This prefabricated timber home in Barcelona has a bright red-brick building for a base

Spanish architecture studio Agora Arquitectura transformed a derelict brick building into a sturdy base for a raised timber home and dubbed the structure ‘House on a Brick Base’ – quite appropriately. The home is located on the outskirts of Barcelona on an agricultural site that accommodated a tool shed, and a small red-brick building.

Designer: Agora Arquitectura

The tool shed and the red-brick building were dilapidated when the architects were brought to the site. To bring some life to the site, the studio completely renovated and rejuvenated the brick building and extended it across the landscape. “At the bottom of the site, a small building in ruins invited us to build a new home, recalling old ways of building in its place,” said studio co-founder Joan Casals Pañella.
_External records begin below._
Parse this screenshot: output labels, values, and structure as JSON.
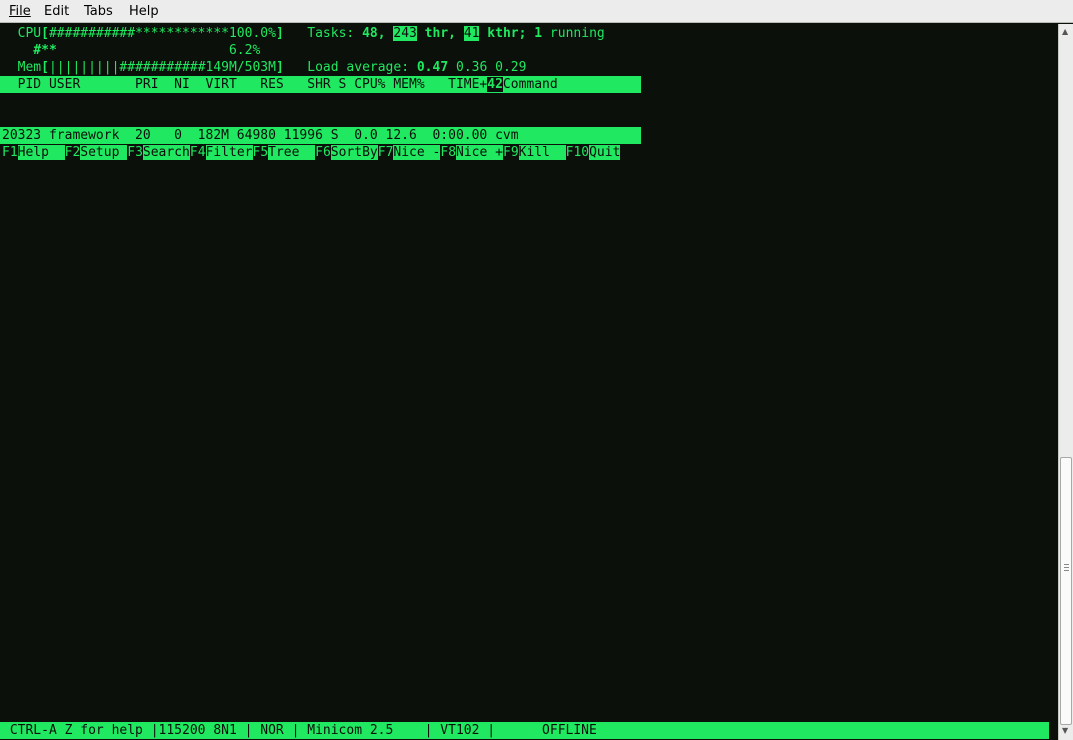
{
  "menubar": {
    "items": [
      {
        "label": "File"
      },
      {
        "label": "Edit"
      },
      {
        "label": "Tabs"
      },
      {
        "label": "Help"
      }
    ]
  },
  "htop": {
    "cpu_label": "  CPU",
    "cpu_open": "[",
    "cpu_hashes": "###########",
    "cpu_stars": "************",
    "cpu_value": "100.0%",
    "cpu_close": "]",
    "cpu_usage_percent": 100.0,
    "cpu2_bar": "    #**",
    "cpu2_pad": "                      ",
    "cpu2_value": "6.2%",
    "mem_label": "  Mem",
    "mem_open": "[",
    "mem_pipes": "|||||||||",
    "mem_hashes": "###########",
    "mem_value": "149M/503M",
    "mem_close": "]",
    "tasks_label": "   Tasks: ",
    "tasks_count": "48",
    "tasks_sep": ", ",
    "threads": "243",
    "threads_label": " thr, ",
    "kthreads": "41",
    "kthreads_label": " kthr; ",
    "running_count": "1",
    "running_label": " running",
    "load_label": "   Load average: ",
    "load1": "0.47",
    "load5": " 0.36",
    "load15": " 0.29",
    "header_left": "  PID USER       PRI  NI  VIRT   RES   SHR S CPU% MEM%   TIME+",
    "header_right": "42",
    "header_command": "Command",
    "process": {
      "row": "20323 framework  20   0  182M 64980 11996 S  0.0 12.6  0:00.00 cvm"
    },
    "fkeys": [
      {
        "key": "F1",
        "label": "Help  "
      },
      {
        "key": "F2",
        "label": "Setup "
      },
      {
        "key": "F3",
        "label": "Search"
      },
      {
        "key": "F4",
        "label": "Filter"
      },
      {
        "key": "F5",
        "label": "Tree  "
      },
      {
        "key": "F6",
        "label": "SortBy"
      },
      {
        "key": "F7",
        "label": "Nice -"
      },
      {
        "key": "F8",
        "label": "Nice +"
      },
      {
        "key": "F9",
        "label": "Kill  "
      },
      {
        "key": "F10",
        "label": "Quit"
      }
    ]
  },
  "minicom_status": {
    "text": " CTRL-A Z for help |115200 8N1 | NOR | Minicom 2.5    | VT102 |      OFFLINE"
  },
  "colors": {
    "terminal_bg": "#0b100a",
    "terminal_fg": "#20e860",
    "menubar_bg": "#ececec"
  },
  "icons": [
    "scroll-up-arrow-icon",
    "scroll-down-arrow-icon",
    "scroll-grip-icon"
  ]
}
The building’s shell was incorporated with two perpendicular brick walls, that create a T-shape, and divide the interior, while also supporting the timber building above.
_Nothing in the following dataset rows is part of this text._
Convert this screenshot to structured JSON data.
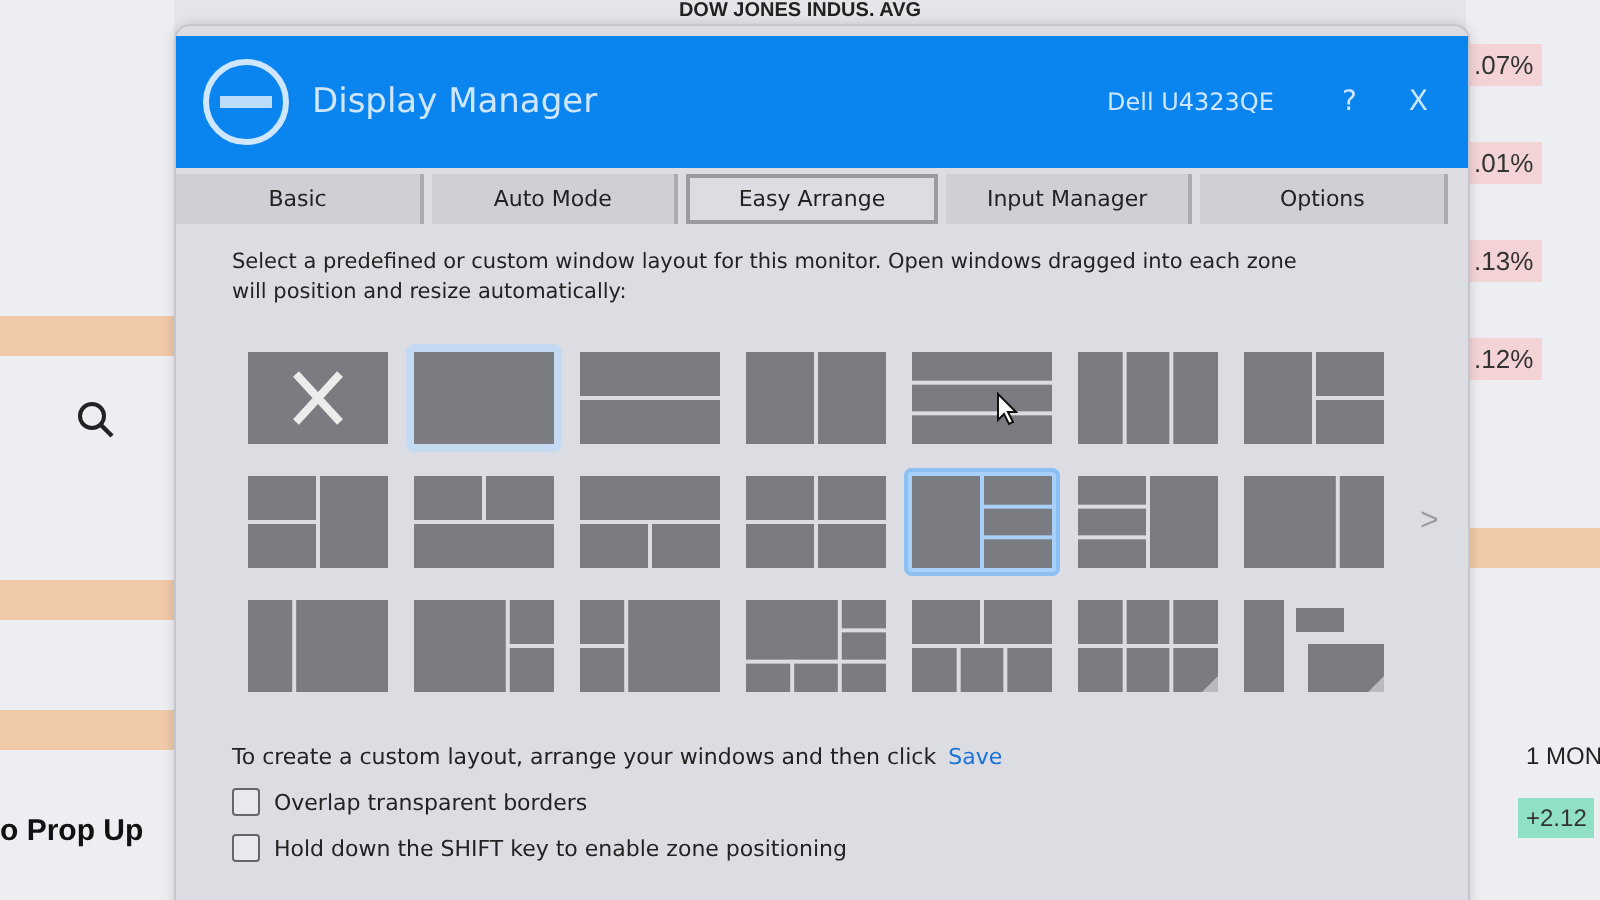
{
  "background": {
    "heading": "DOW JONES INDUS. AVG",
    "headline": "o Prop Up",
    "changes": [
      {
        "text": ".07%",
        "color": "#f3d3d6"
      },
      {
        "text": ".01%",
        "color": "#f3d3d6"
      },
      {
        "text": ".13%",
        "color": "#f3d3d6"
      },
      {
        "text": ".12%",
        "color": "#f3d3d6"
      }
    ],
    "period": "1 MON",
    "change": {
      "text": "+2.12",
      "color": "#8fe0c4"
    }
  },
  "window": {
    "title": "Display Manager",
    "monitor": "Dell U4323QE",
    "help": "?",
    "close": "X"
  },
  "tabs": [
    {
      "label": "Basic",
      "selected": false
    },
    {
      "label": "Auto Mode",
      "selected": false
    },
    {
      "label": "Easy Arrange",
      "selected": true
    },
    {
      "label": "Input Manager",
      "selected": false
    },
    {
      "label": "Options",
      "selected": false
    }
  ],
  "intro": "Select a predefined or custom window layout for this monitor.  Open windows dragged into each zone will position and resize automatically:",
  "layouts": [
    {
      "kind": "none",
      "selected": false,
      "current": false
    },
    {
      "kind": "layout",
      "selected": false,
      "current": true
    },
    {
      "kind": "layout",
      "selected": false,
      "current": false
    },
    {
      "kind": "layout",
      "selected": false,
      "current": false
    },
    {
      "kind": "layout",
      "selected": false,
      "current": false
    },
    {
      "kind": "layout",
      "selected": false,
      "current": false
    },
    {
      "kind": "layout",
      "selected": false,
      "current": false
    },
    {
      "kind": "layout",
      "selected": false,
      "current": false
    },
    {
      "kind": "layout",
      "selected": false,
      "current": false
    },
    {
      "kind": "layout",
      "selected": false,
      "current": false
    },
    {
      "kind": "layout",
      "selected": false,
      "current": false
    },
    {
      "kind": "layout",
      "selected": true,
      "current": false
    },
    {
      "kind": "layout",
      "selected": false,
      "current": false
    },
    {
      "kind": "layout",
      "selected": false,
      "current": false
    },
    {
      "kind": "layout",
      "selected": false,
      "current": false
    },
    {
      "kind": "layout",
      "selected": false,
      "current": false
    },
    {
      "kind": "layout",
      "selected": false,
      "current": false
    },
    {
      "kind": "layout",
      "selected": false,
      "current": false
    },
    {
      "kind": "layout",
      "selected": false,
      "current": false
    },
    {
      "kind": "layout",
      "selected": false,
      "current": false
    },
    {
      "kind": "layout",
      "selected": false,
      "current": false
    }
  ],
  "next": ">",
  "custom_note": "To create a custom layout, arrange your windows and then click",
  "save_link": "Save",
  "options": [
    {
      "label": "Overlap transparent borders",
      "checked": false
    },
    {
      "label": "Hold down the SHIFT key to enable zone positioning",
      "checked": false
    }
  ]
}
A perforated brick wall has been placed around the boundary of the site, and external brick staircases integrated into the sloped landscape, to connect the various levels of the building. “A ramp, which allows access to the lower level of the terrain, or stairs hidden behind the openwork wall, allow for a ceremonious ascent towards the built interior,” said Pañella. “Following the stairs lets visitors discover a 100-year-old olive tree that invites them into the area in front of the main door,” he continued.
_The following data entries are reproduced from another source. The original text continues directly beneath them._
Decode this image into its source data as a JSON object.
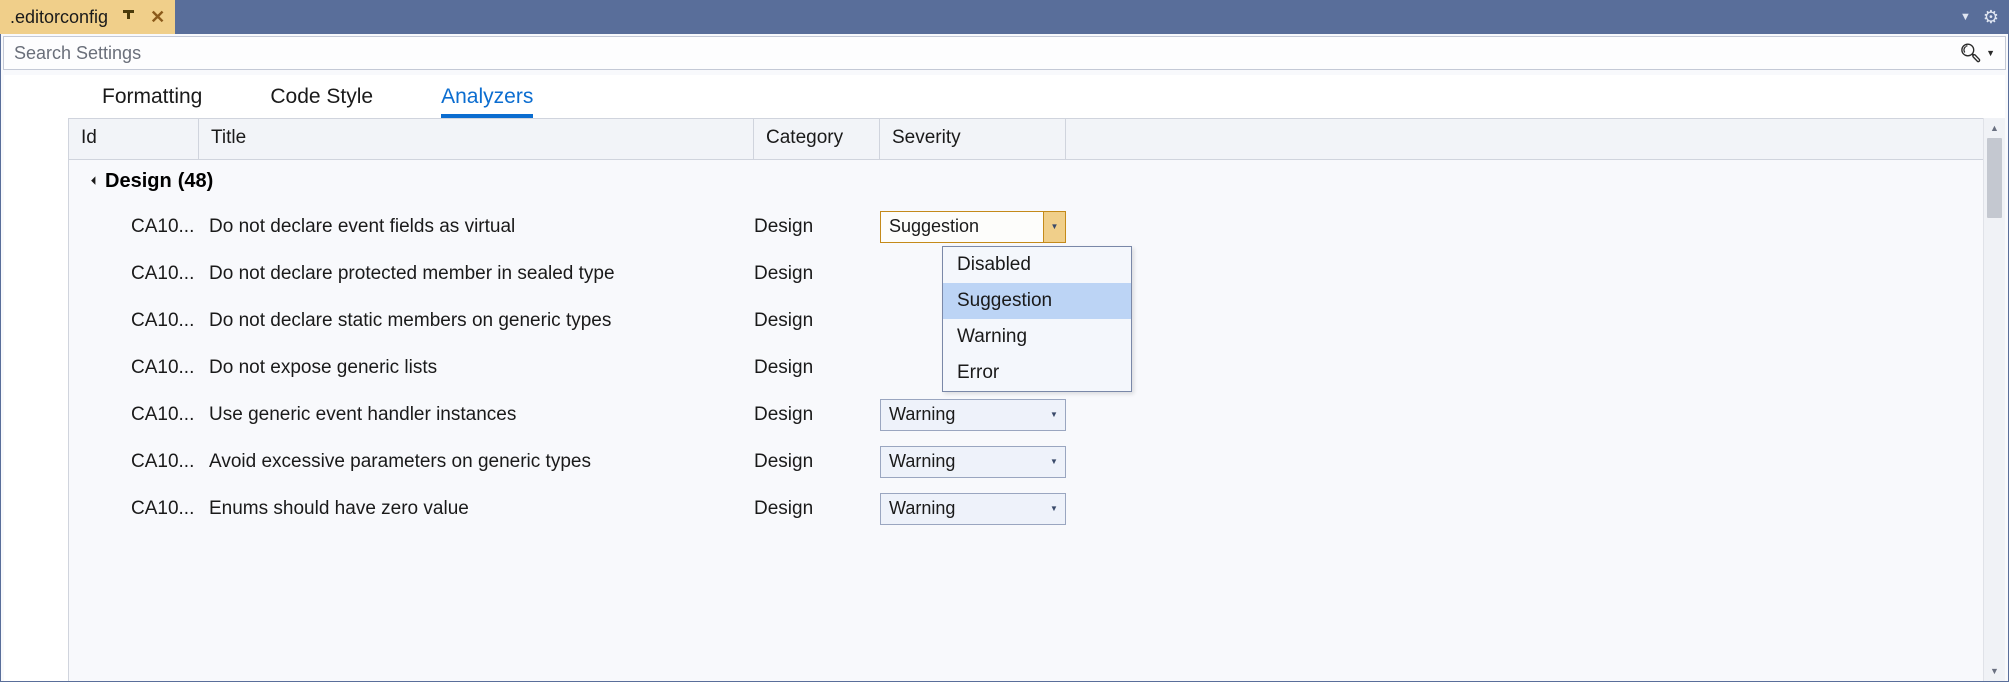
{
  "window": {
    "tab_title": ".editorconfig"
  },
  "search": {
    "placeholder": "Search Settings"
  },
  "tabs": {
    "formatting": "Formatting",
    "code_style": "Code Style",
    "analyzers": "Analyzers"
  },
  "grid_headers": {
    "id": "Id",
    "title": "Title",
    "category": "Category",
    "severity": "Severity"
  },
  "group": {
    "name": "Design",
    "count": "(48)"
  },
  "rows": [
    {
      "id": "CA10...",
      "title": "Do not declare event fields as virtual",
      "category": "Design",
      "severity": "Suggestion",
      "focused": true
    },
    {
      "id": "CA10...",
      "title": "Do not declare protected member in sealed type",
      "category": "Design",
      "severity": ""
    },
    {
      "id": "CA10...",
      "title": "Do not declare static members on generic types",
      "category": "Design",
      "severity": ""
    },
    {
      "id": "CA10...",
      "title": "Do not expose generic lists",
      "category": "Design",
      "severity": ""
    },
    {
      "id": "CA10...",
      "title": "Use generic event handler instances",
      "category": "Design",
      "severity": "Warning"
    },
    {
      "id": "CA10...",
      "title": "Avoid excessive parameters on generic types",
      "category": "Design",
      "severity": "Warning"
    },
    {
      "id": "CA10...",
      "title": "Enums should have zero value",
      "category": "Design",
      "severity": "Warning"
    }
  ],
  "dropdown_options": {
    "disabled": "Disabled",
    "suggestion": "Suggestion",
    "warning": "Warning",
    "error": "Error"
  }
}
A raised garden has been integrated onto the top of the pre-existing structure, with the new volume placed adjacent to it. The newer building was built using prefabricated cross-laminated timber, and clad in whitewashed cork – a sustainable choice of materials. Huge windows with timber frames and external blinds mark the upper level. The rooms of the house have been spread out over the two storeys, that are connected via a steel spiral staircase. The staircase is overshadowed by a large skylight on the top, which allows natural light to freely stream into the home.

“The light also reaches the brick portion of the house,” said Pañella. “It takes advantage of the hole in the spiral staircase, in charge of connecting the built levels, and it is where the brick wall of the plinth can be recognized from the rooms above,” he concluded.